La violenza è un tema molto profondo, affascinante e con un fondo oscuro. Dare un senso alla violenza, soprattutto quella fisica, è un affare molto complesso.
Da sempre filosofi, poeti e artisti hanno tentato appunto di dare una risposta a questa domanda. In questo articolo guarderemo alla risposta che ne danno Pierre Clastres e De Andrè.
La violenza nell’antropologia e nella storia
Come dicevo da sempre l’uomo, con la filosofia e la poesia ha tentato di dare un senso alla violenza. Pratica che appare barbara e brutale, eppure è praticamente vecchia quanto è vecchio l’uomo. Nelle società antiche, di diecimila e più anni fa, gli utensili avevano il doppio ruolo di produrre da mangiare (ausilio dell’uomo nell’agricoltura) e di fare la guerra e di uccidere i propri nemici.
Durante il corso della storia non troviamo tante differenze, e la violenza, così come la guerra, rimarranno delle tristi costanti. Durante il medioevo, ad esempio, quella della faida era istituzione sempre presente. Era quindi più che naturale uccidere un membro della famiglia nemica, se aveva fatto un torto alla nostra. Lo stato moderno ha dovuto concentrare molti dei suoi sforzi per cercare di eliminare (o quanto meno contenere e sublimare nell’istituzione giuridica) quella che era una vera e propria istituzione.
Nel mondo di oggi rischia di esserci più ipocrisia che etica sulla violenza. La violenza appare legittimata a volte e assolutamente condannata in altre. Quella presente nella nostra società (bullismo, tortura in alcuni interrogatori, quella simbolica, in famiglia) a volte viene criticata ma molto spesso viene fatta passare sotto un’aura di necessità, specialmente dalle ali conservatrici della politica. Che poi sono invece pronte a puntare il dito sulla violenza nelle società indigene.
La violenza come potere che si scrive sul corpo
Appare sin da subito molto chiaro come potere e violenza sono due elementi strettamente intricati l’uno con l’altro. In alcuni casi è eclatante, prendiamo ad esempio le dittature e i regimi antichi, dove la violenza veniva utilizzata più che ampiamente per mantenere il proprio potere. Nella nostra società invece il discorso appare più complesso.

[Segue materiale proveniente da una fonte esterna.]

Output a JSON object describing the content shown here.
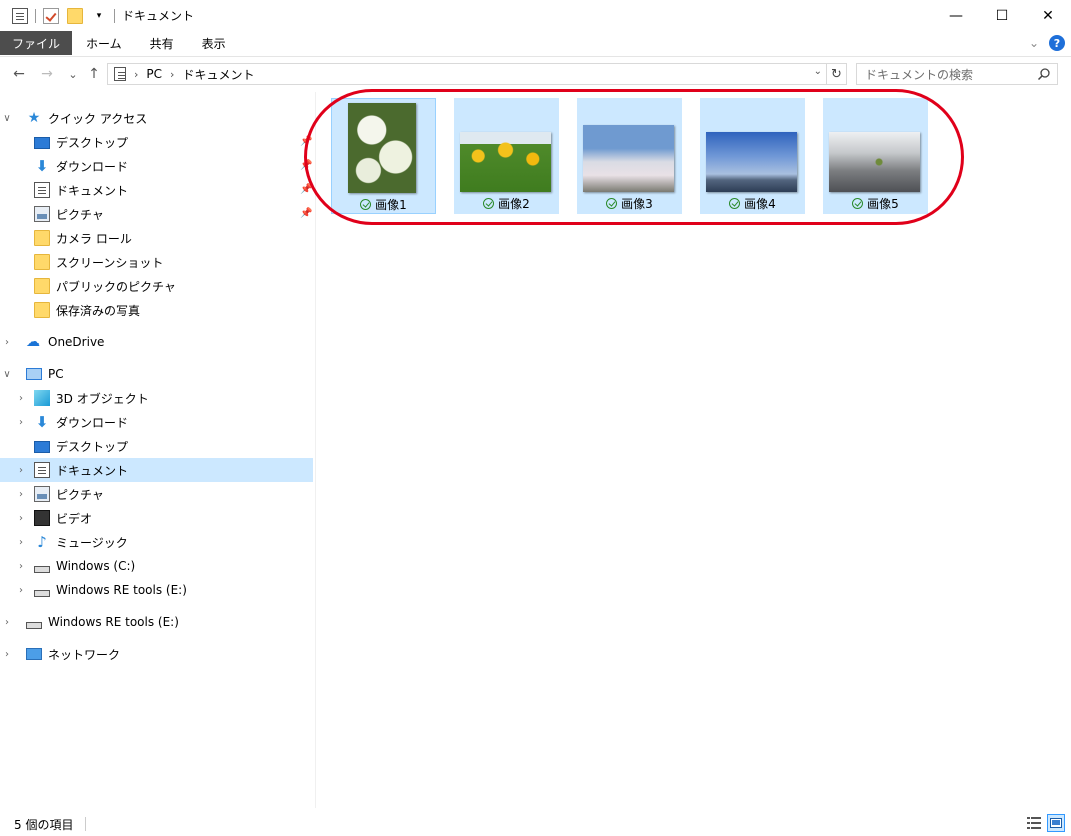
{
  "window": {
    "title": "ドキュメント",
    "minimize": "—",
    "maximize": "☐",
    "close": "✕"
  },
  "ribbon": {
    "tabs": [
      "ファイル",
      "ホーム",
      "共有",
      "表示"
    ],
    "expand": "⌄",
    "help": "?"
  },
  "address": {
    "back": "←",
    "forward": "→",
    "recent": "⌄",
    "up": "↑",
    "crumbs": [
      "PC",
      "ドキュメント"
    ],
    "refresh": "↻",
    "search_placeholder": "ドキュメントの検索"
  },
  "nav": {
    "quick_access": "クイック アクセス",
    "quick_items": [
      "デスクトップ",
      "ダウンロード",
      "ドキュメント",
      "ピクチャ",
      "カメラ ロール",
      "スクリーンショット",
      "パブリックのピクチャ",
      "保存済みの写真"
    ],
    "onedrive": "OneDrive",
    "pc": "PC",
    "pc_items": [
      "3D オブジェクト",
      "ダウンロード",
      "デスクトップ",
      "ドキュメント",
      "ピクチャ",
      "ビデオ",
      "ミュージック",
      "Windows (C:)",
      "Windows RE tools (E:)"
    ],
    "drive_e": "Windows RE tools (E:)",
    "network": "ネットワーク"
  },
  "files": [
    {
      "name": "画像1",
      "colors": [
        "#e9eedc",
        "#4b6a2e"
      ]
    },
    {
      "name": "画像2",
      "colors": [
        "#f3c21b",
        "#3f7c1f"
      ]
    },
    {
      "name": "画像3",
      "colors": [
        "#b8c7dc",
        "#e9e1e6"
      ]
    },
    {
      "name": "画像4",
      "colors": [
        "#3f73c9",
        "#a9c0e0"
      ]
    },
    {
      "name": "画像5",
      "colors": [
        "#c5c8cb",
        "#4e5055"
      ]
    }
  ],
  "status": {
    "count": "5 個の項目"
  },
  "colors": {
    "selection": "#cce8ff",
    "highlight_oval": "#e0001a",
    "file_tab": "#4d4d4d"
  }
}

Il potere si scrive sul corpo, questo è il succo di molte riflessioni svolte dai più disparati intellettuali, da Foucault a Bourdieu. Un autore che ha fatto delle riflessioni sistematiche su questo è Clastres. Rigirando la proposizione, il corpo degli individui, la carne, è uno tra i luoghi preferiti del potere per scrivere ed iscriversi. Tanto è che Kafka nella sua colonia penale racconta di un generale che vuole punire un insubordinatore per non aver rispettato la legge. La macchina infernale della tortura punisce scrivendo il crimine che l’individuo ha commesso sulla sua nuda carne.

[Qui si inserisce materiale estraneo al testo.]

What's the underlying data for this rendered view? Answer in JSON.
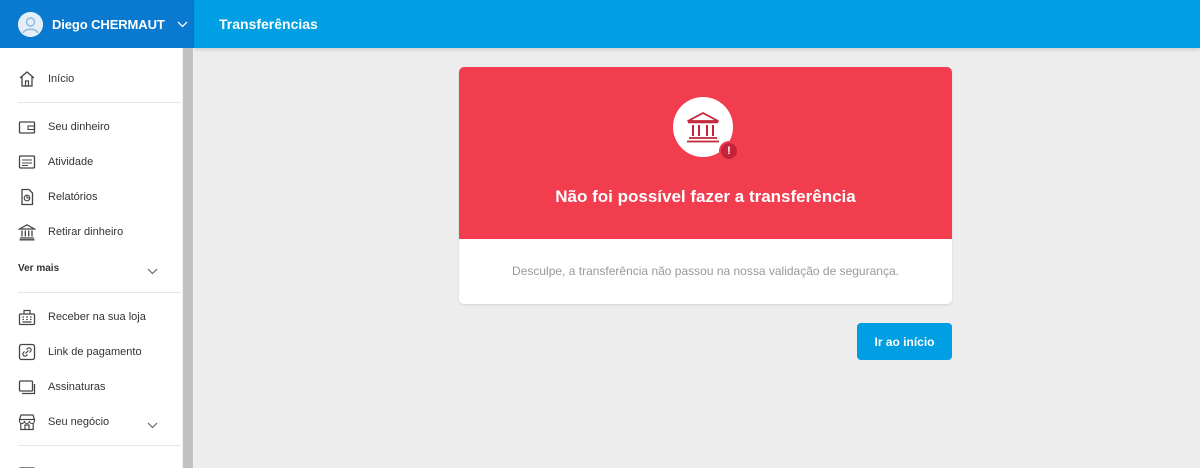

Il generale però non riesce a mandare il suo imputato nella macchina, e finisce per andarci lui stesso. Il potere infatti, come ci dice Foucault, lungi dall’essere un oggetto che alcuni individui hanno per esercitarlo e goderne nei confronti degli altri, è un meccanismo che si crea soltanto nel rapporto tra due individui, con i loro corpi.
La macchina del potere e i suoi sottomessi
Il potere è una grande macchina, una macina che gira, con i suoi ingranaggi, i suoi punti di forza e di debolezza e i suoi punti di applicazione. La macchina più che avere un macchinista esterno che la guida e la controlla, si estrinseca e si manifesta tra gli individui che ne fanno parte.
Così che, come ci racconta anche Foucault nel suo “Sorvegliare e punire” carceriere e detenuti sono molto più vicini di come sembra a prima vista. Il carceriere è inchiodato sotto lo stesso tetto che copre la testa e il corpo dei condannati.
Così che, almeno in parte, si può comprendere la violenza e i suoi rapporti con il potere. Non possiamo quindi che ricordare De Andrè e le sue canzoni, dove i temi della violenza e del potere sono sempre presenti. Cercando finalmente, come ci dice, di fare un gesto molto umano e capire il senso della violenza.